KISSIMMEE, Fla. — It came to him only once, he said, in a dream.
The pitch bore down, fast and unswerving, rising, rising . . . his head directly in its path, his body transfixed, the terror rising in his throat. And then, deliverance: The alarms went off, and at the last moment, he jerked the ripcord and evacuated the batter's box, the ball passing harmlessly by, no longer a warhead, merely an off-course projectile.
In his sleep, Dickie Thon actually felt himself move out of harm's way. "Like a reflex," he said.
But whatever it was that spared him in his sleep, whether impulse or instinct or simply fear, deserted Dickie Thon on an April night last season in the Houston Astrodome.

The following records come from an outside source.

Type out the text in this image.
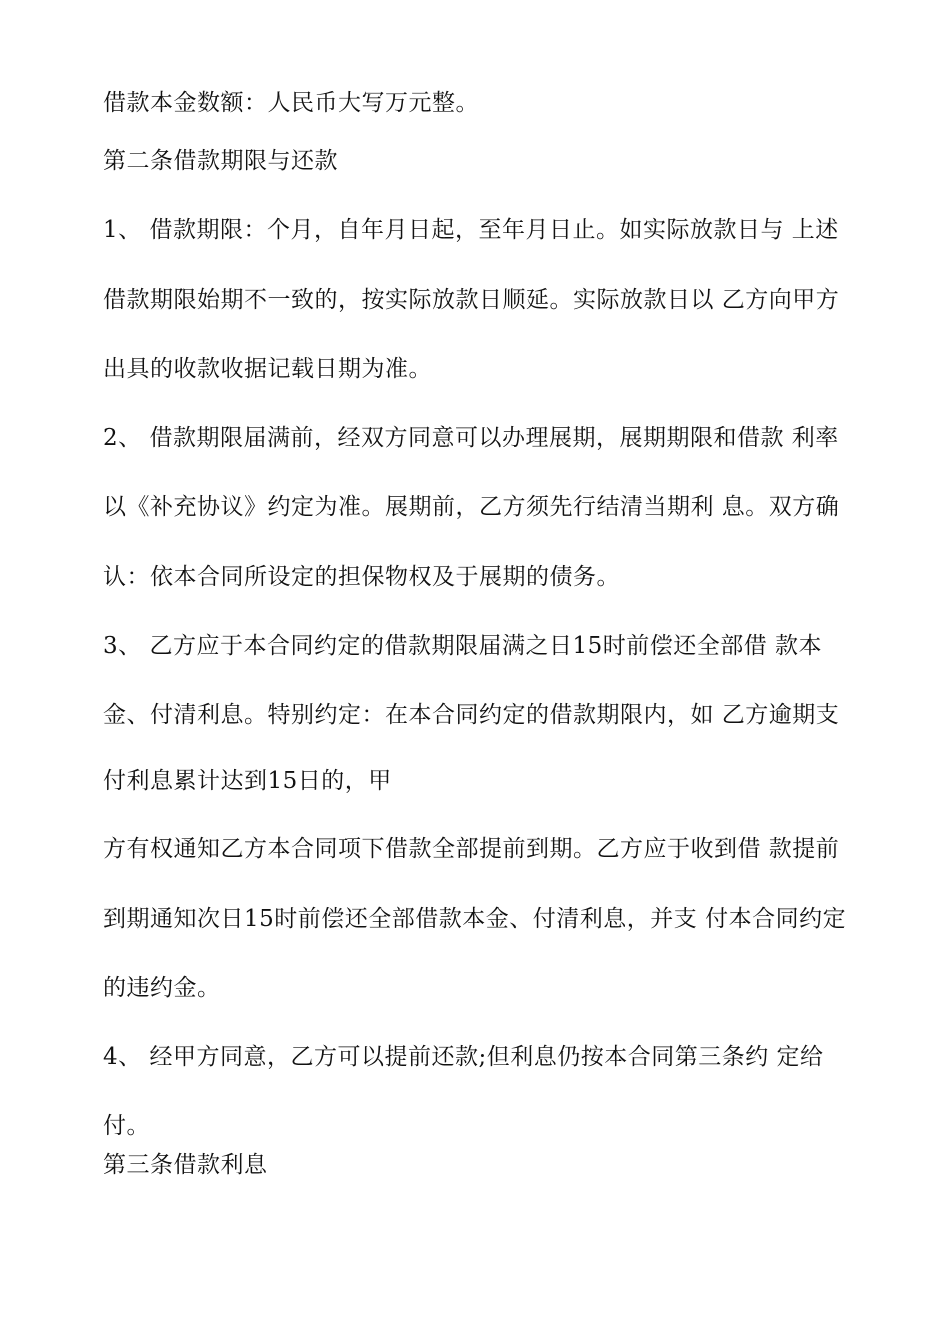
借款本金数额：人民币大写万元整。
第二条借款期限与还款
1、 借款期限：个月，自年月日起，至年月日止。如实际放款日与 上述
借款期限始期不一致的，按实际放款日顺延。实际放款日以 乙方向甲方
出具的收款收据记载日期为准。
2、 借款期限届满前，经双方同意可以办理展期，展期期限和借款 利率
以《补充协议》约定为准。展期前，乙方须先行结清当期利 息。双方确
认：依本合同所设定的担保物权及于展期的债务。
3、 乙方应于本合同约定的借款期限届满之日15时前偿还全部借 款本
金、付清利息。特别约定：在本合同约定的借款期限内，如 乙方逾期支
付利息累计达到15日的，甲
方有权通知乙方本合同项下借款全部提前到期。乙方应于收到借 款提前
到期通知次日15时前偿还全部借款本金、付清利息，并支 付本合同约定
的违约金。
4、 经甲方同意，乙方可以提前还款;但利息仍按本合同第三条约 定给
付。
第三条借款利息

On that night, Dickie Thon sensed the danger but was frozen by it, locked in horrible fascination as Mike Torrez's fastball hurtled toward him and finally exploded where the flap of his helmet met his face, the impact shattering the bones around his left eye as the helmet was driven into the side of his face.
"I didn't move," Thon said. "I just stood there. When I saw it, it was too late."
And now, Dickie Thon, 26, never will see with the same clarity again, his vision having been permanently impaired by the beaning. There was swelling in the tissue behind the left eyeball, and now it is scarred.
"The analogy we use is this," said Dr. William Bryan, the Astros' team physician. "If you take a piece of wax paper and wrinkle it up, then try to straighten it out, it still has wrinkles. The ophthalmologists tell us that's how the back of Dickie's eyeball looks."
When they tested Thon's vision after the beaning, it was measured at 20-300. "At first I couldn't see at all," said Thon, whose vision had previously been 20-20. "I couldn't read, I couldn't drive, I couldn't see nothing."
Last fall, when they tested his vision again, it measured 20-40. Doctors say it won't get any better. "It affected his visual acuity--his ability to read letters--and his depth perception," Bryan said.
Thon has no problem driving now, or reading a magazine, or playing with his daughters, Soleil Marie and Vanessa. But he is here in the Astros' training complex, a short ride from Disney World, to test the limits of what he can do with a bad eye. He wants to find out if he can still play baseball.
"This is what I know how to do," he said. "Baseball has always been my life."
In 1983, Thon was an All-Star, the National League's answer to Robin Yount or Cal Ripken Jr., a shortstop who could field, hit and hit with power. Thon, who came to Houston from the Angels in a trade for Ken Forsch on April Fool's Day, 1981, hit 20 home runs in 1983, led the league with 18 game-winning hits, drove in 79 runs and batted .286.
The 1984 season ended for Thon in the third inning of the fifth game, on a 1-2 pitch by the New York Mets' Torrez, a right-hander nearing the end of an 18-year career. He was released by the Mets before the end of the season.
In his career, Torrez hit 59 batters, which is hardly an extraordinary number. No one ever has suggested that he hit Thon deliberately. Thon doesn't believe it himself, which is why, he says, there is no bitterness
"He (Torrez) called me," Thon said. "He told me he was sorry and didn't mean it. He was real nice.
"It was a freak accident. You can't feel sorry for what happened. I just have to keep going.
" . . . I'm lucky to be alive. I'm happy to be alive. I'm doing everything I can to play again. It would be a plus. But there are more important things."
But here, in Kissimmee, nothing matters more than the game.
"I'll do whatever it takes to play again," Thon told Harry Shattuck of the Houston Post. "I'll never quit. I'm going to keep trying until they don't give me any more chances."
Bryan, the team doctor, was one of the first to attend Thon after his beaning. "I ran out on the field and it looked bad," he said. "We thought he was knocked out, but he was just stunned. We thought there may have been brain damage, but the neurosurgeon ruled that out."
On the Astros' radar gun, which is said to run a little high, Torrez's fastball was clocked at 92 m.p.h.
For weeks afterward, Thon's eye remained discolored and swollen, and when he held a press conference in Houston two months later, many of those present feared that a comeback was out of the question. Bryan was not among them.
Bryan is an orthopedic surgeon, not an eye specialist. Dr. Dan Jones, chairman of Ophthalmology at the Baylor College of Medicine, and Dr. Stephen Ryan of the USC School of Medicine have been primarily responsible for Thon's care. But as team doctor, Bryan has come to know Thon well.
"I became more positive as time went on and I learned about Dickie's personality," he said. "I realized how tough he was.
"You can't discount the psychological side. If he doesn't come back, it won't be for psychological reasons, but because of physical impairment."